Старая графиня Екатерина Николаевна (ей, кстати, в эту пору шел 55-й год) в своей невестке не чаяла души, поскольку брак сей, учитывая вялый характер и нерешительность сына Александра, за долгие годы самостоятельно так и не сумевшего подыскать для себя подходящую партию, устроен был в основном благодаря ее стараньям и заботам. Вполне естественно, что вся женская половина каменских гостей в угоду хозяйке не уставала восторгаться (конечно, далеко не всегда искренне) очарованием, изящностью и прочими достоинствами ее невестки — француженки. Мужская же половина, тоже вполне естественно, без различия возрастов и званий цвела сладкими улыбками, устремляя вожделенные и пылкие взоры на восхитительную Аглаю Антоновну, кипела затаенной ревностью и соперничеством и, судя по всему, была от нее без ума в полном своем составе. К своему удивлению, и Денис Давыдов очень скоро почувствовал, что и он среди прочих обожателей отнюдь не исключение.
Тем более что повод к некоторой надежде ему тут же дала сама Аглая. При знакомстве, когда он представлялся ей при полном параде, во всех боевых орденах, она радостно воскликнула:
— Боже мой, я и не знала, что у меня есть такой славный и воинственный кузен!
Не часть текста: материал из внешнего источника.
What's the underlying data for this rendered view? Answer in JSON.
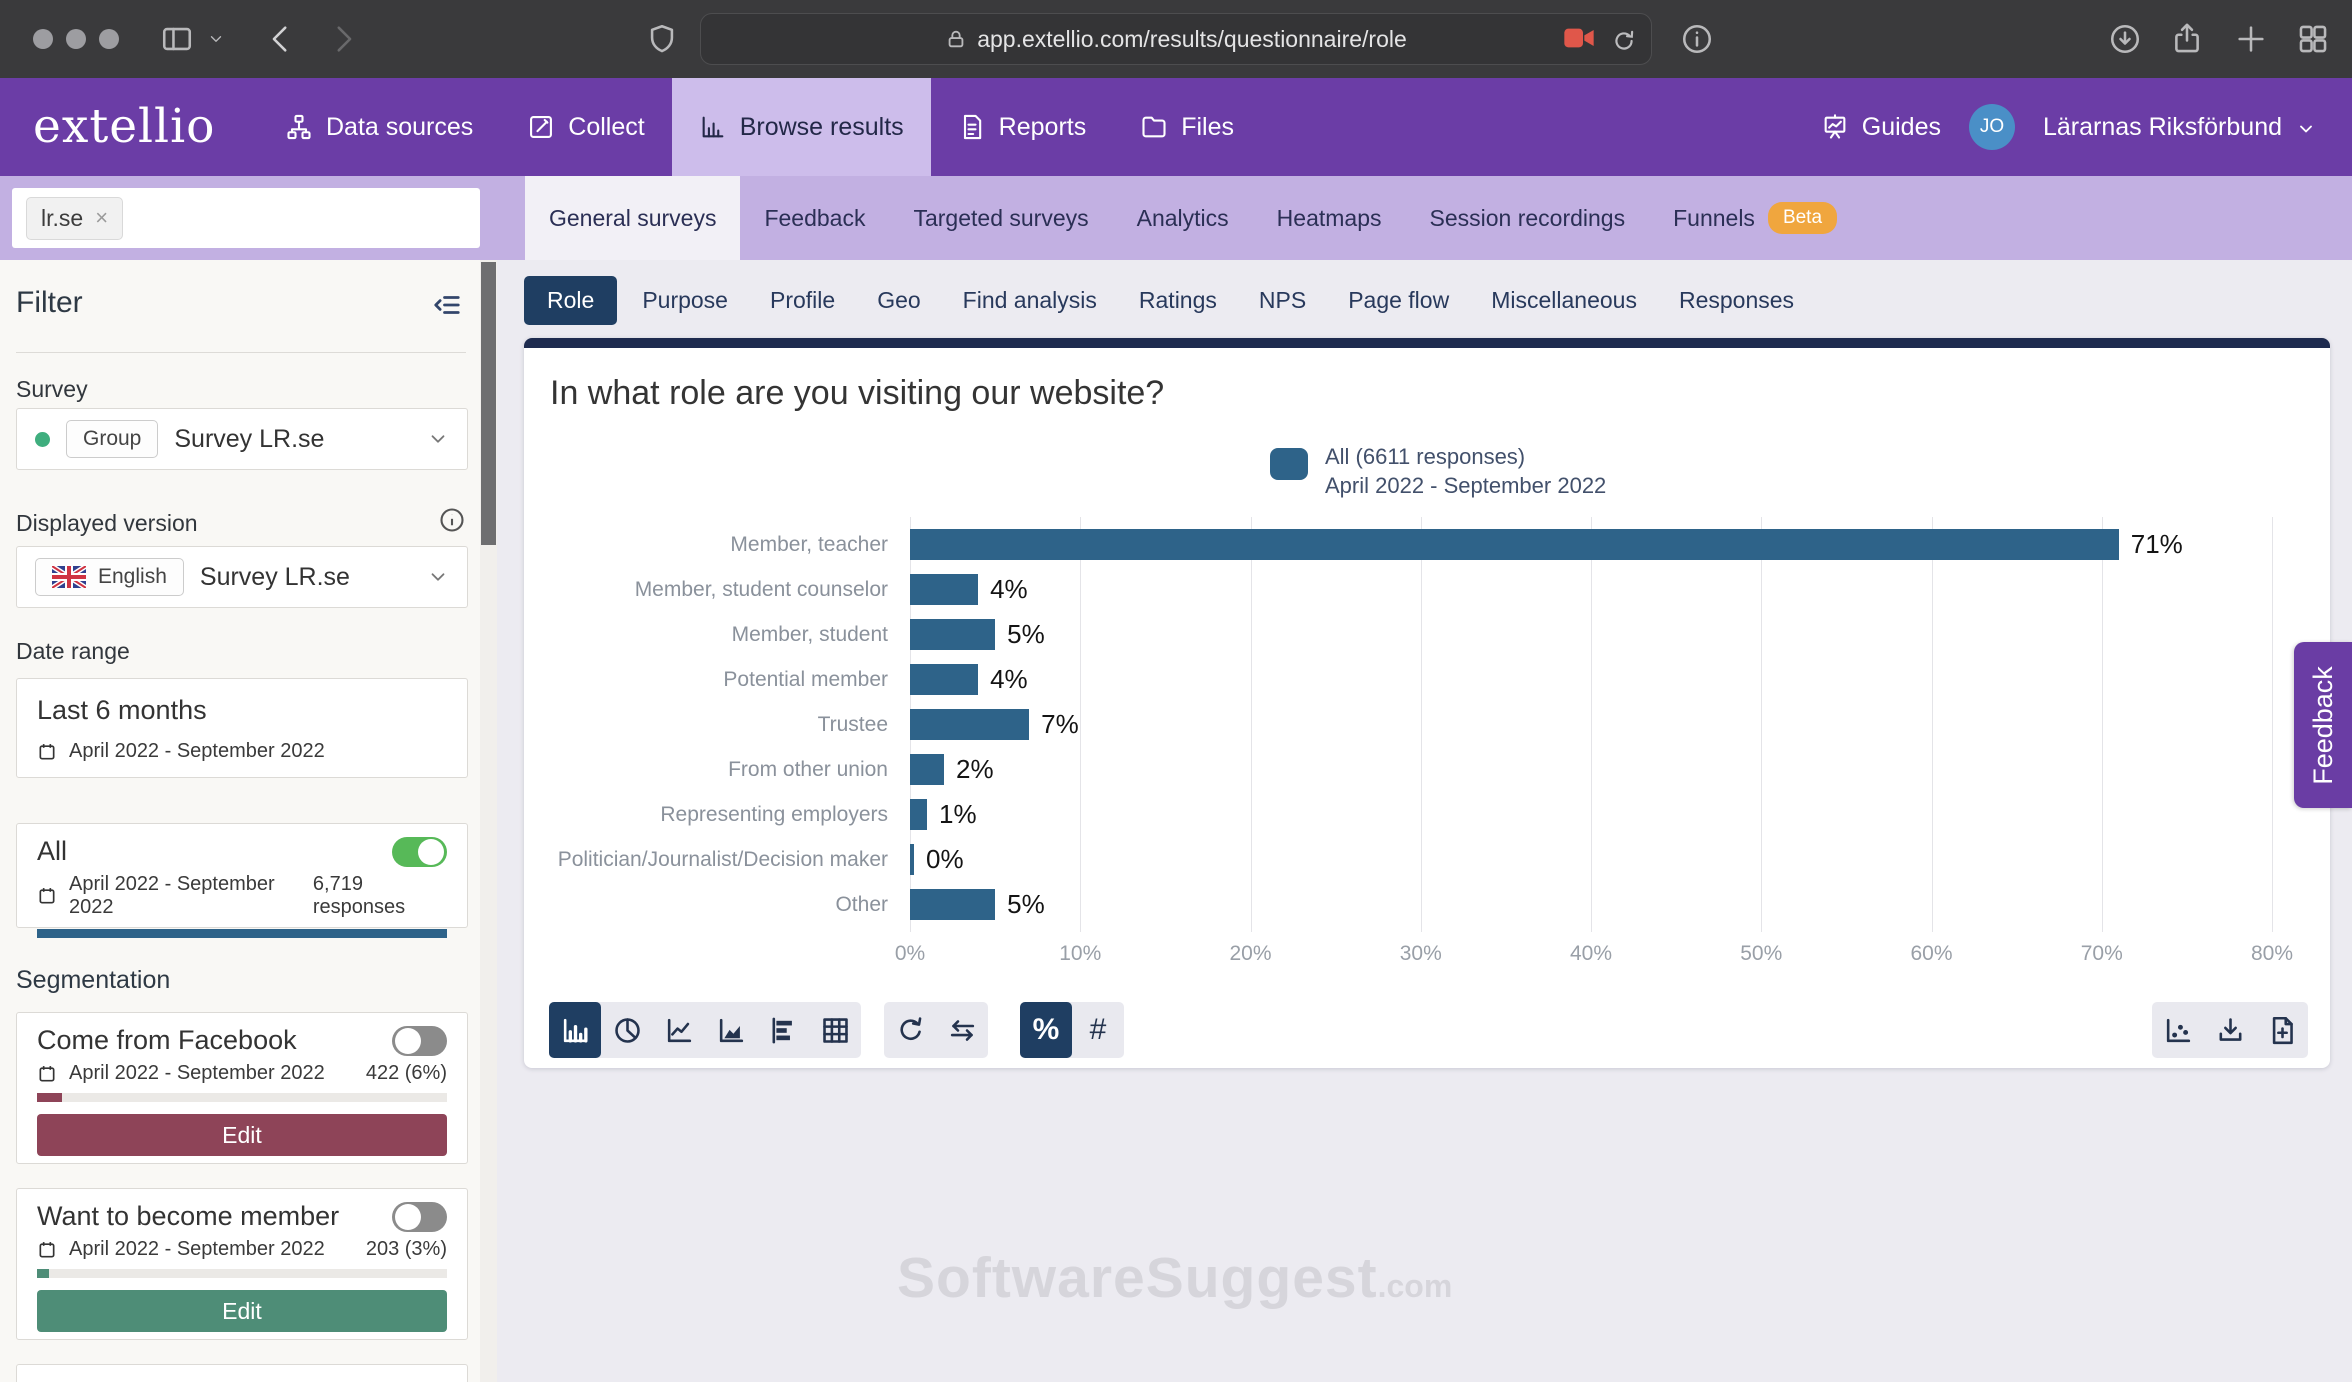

Мне сказали, что вы к тому же еще и поэт. Это тем более романтично! Кстати, вам так к лицу и задумчивость, и суровая бледность, под которой, как я догадываюсь, скрываются бурные страсти. Поверьте, в этом я разбираюсь...
Денис покорно склонил перед нею голову. И Аглая с порывистой нежностью, как ему показалось, поцеловала снежно-белую прядь, светящуюся надо лбом в его смоляных кудрях.
В последующие дни Аглая Антоновна не упускала случая, чтобы выказать новому кузену свое Особое расположение — то зазывной, обворожительной улыбкой, то мимолетным ласковым словом, то будто бы случайным легким и трепетным прикосновением. И Денис, приехавший сюда с полным опустошением сердечным, разом, будто пробудившись от тягостного забытья, ощутил в своей душе и прежний огонь, и упоительный восторг молодости, и тревожный и сладостный хмель увлечения красивой и отнюдь не строгой женщиной.
Празднества в Каменке продолжались.
В одну из ночей, когда утомившееся от веселья общество, наконец разбрелось по своим покоям и всею усадьбой овладела зыбкая сумрачная тишина, в дверь комнаты Дениса на втором этаже правого от барского дома флигеля кто-то осторожно постучал. Думая, что это кто-нибудь из неугомонившихся гостей, соседей-полуночников, он, куривший у окна на сон грядущий последнюю трубку, полуобернулся и живо откликнулся:
— Милости прошу. Открыто! Я еще не сплю.
Дверь бесшумно растворилась. На пороге с ворохом смутно белеющих в полумраке цветов стояла Аглая. В восторженном порыве Денис шагнул ей навстречу. С мягким шуршаньем осыпались на пол цветы, и вкруг его шеи обвились быстрые и прохладные, пахнущие то ли рекою, то ли туманом руки. Горячая кровь хмельно ударила ему в голову...
...К счастью, столь рискованное посещение Аглаей комнаты Дениса никаких толков в доме не вызвало. Ее утреннего возвращения, видимо, никто не заметил, а может быть, кто и увидел, но не счел возможным о сем происшествии обмолвиться.
У Дениса, маявшегося тревогой и слабым запоздалым раскаянием, отлегло от сердца.
Аглая же была в этот день еще прекраснее и веселее. Она звонко смеялась, полыхала горящими устами, щебетала песенки Буадьё, осыпала милостями своих подобострастных и млеющих от восторга поклонников и окончательно обезоруживала своим изяществом и утонченной светской непринужденностью местных ревнивых жен и строгих матерей. Причем среди прочих гостей она теперь явно отдавала предпочтение кряжистому и плотному драгунскому подполковнику, у которого по сему случаю от избытка удовольствия густо алели уши.
На Дениса она. в этот день не взглянула ни разу. А он же, к удивлению своему, не впал в уныние и не вскипел глухою ревностью.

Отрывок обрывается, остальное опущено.